Кати выиграла бой. Губами на губах удержала душу маленького человека. Но разум его она удержать не смогла. В этом она не сдержала своей клятвы мертвой.
Пришло время, когда я постиг весь чудовищный смысл хайновского завещания. Постиг, что не только тетка, Кунц, свидетели — что некто еще стоял над дрожащей рукой старика и диктовал ему… Его завещание было приговором мне. Я стал слугой слабоумного ребенка. Все, что я захватил, и то, что я приобрел, — принадлежало ему. Он никогда не получит по закону права распоряжаться своим имуществом. Посмертная воля Хайна стала страшным отмщением. Я — каторжник на собственной галере. Сын мой — засохшая ветвь. Я понял, что такое ад. Вот наследник моего имени, моих трудов, моего предприятия. Ярмо мое — рабское иго. Влачить мне его до гроба — и напрасно влачить.
Панаша Хайн, как удачно твое завещание! Никогда уже я ничего не смогу изменить в своей жизни. Все заслонила тень обожаемого калеки. Никогда в этом доме не засмеется счастливая жена, не закричат радостно здоровые дети. Завод, работающий как заведенная машина, будет работать только на животный голод слабоумного. Зачем шумит машина, зачем живет дело моих рук? Пусть бы провалилось оно от какого-нибудь землетрясения, пусть бы залило его лавой, засыпало вулканическим пеплом! Пропади оно вместе с недобрым моим посевом!

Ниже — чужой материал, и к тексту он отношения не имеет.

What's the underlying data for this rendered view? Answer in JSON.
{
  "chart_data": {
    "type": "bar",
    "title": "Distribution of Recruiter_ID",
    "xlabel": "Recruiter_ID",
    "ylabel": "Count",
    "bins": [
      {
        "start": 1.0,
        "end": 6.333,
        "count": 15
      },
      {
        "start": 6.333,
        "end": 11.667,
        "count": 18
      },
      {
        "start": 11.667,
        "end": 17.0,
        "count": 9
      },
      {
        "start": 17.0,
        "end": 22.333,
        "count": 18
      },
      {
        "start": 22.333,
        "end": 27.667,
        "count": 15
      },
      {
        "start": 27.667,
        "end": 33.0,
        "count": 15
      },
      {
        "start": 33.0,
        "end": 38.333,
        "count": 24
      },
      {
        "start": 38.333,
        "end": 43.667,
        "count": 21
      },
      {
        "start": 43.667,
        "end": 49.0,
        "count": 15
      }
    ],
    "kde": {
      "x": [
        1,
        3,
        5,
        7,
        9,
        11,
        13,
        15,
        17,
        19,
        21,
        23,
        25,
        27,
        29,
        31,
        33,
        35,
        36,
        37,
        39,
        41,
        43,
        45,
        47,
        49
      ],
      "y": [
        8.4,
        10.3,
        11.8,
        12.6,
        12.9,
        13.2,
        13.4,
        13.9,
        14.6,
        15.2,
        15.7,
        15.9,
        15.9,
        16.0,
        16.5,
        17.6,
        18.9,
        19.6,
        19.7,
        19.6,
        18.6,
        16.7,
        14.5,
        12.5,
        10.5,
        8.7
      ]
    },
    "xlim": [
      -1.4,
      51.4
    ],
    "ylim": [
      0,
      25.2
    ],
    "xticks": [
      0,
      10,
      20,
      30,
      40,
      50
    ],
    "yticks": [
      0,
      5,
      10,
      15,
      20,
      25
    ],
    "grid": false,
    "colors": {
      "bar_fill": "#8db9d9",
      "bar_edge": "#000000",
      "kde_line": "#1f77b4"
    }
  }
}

Что посеял, то пожнешь. Что посеял, то пожнешь. Без конца, без конца гремит в уме эта грозная фраза. Единственным выходом была бы… его смерть! Какое страшное обручальное кольцо! Я все стараюсь сдернуть его, — не с пальца, с шеи! — но оно крепко сковано, не разорвешь.
Мильде говорил: «Надо бороться до конца». Кати приняла к сердцу эти слова. Не только их — тут сыграл свою роль еще и тот мой случайный жест рукой, когда под чердачным окном лежал окровавленный груз. Кати, Кати, что ты наделала, зачем удержала его душу на пороге рая! Панаша Хайн! Выползи из своего склепа, пустыми глазницами взгляни на свою кровь и плоть, покачай внука бесплотными руками: баю-баю… Нет, ты-то хорошо знаешь, я ведь никогда не говорил над тобой: «Покойся с миром». А если б и сказал когда в приливе добродушия — то теперь отрекся бы от этих слов!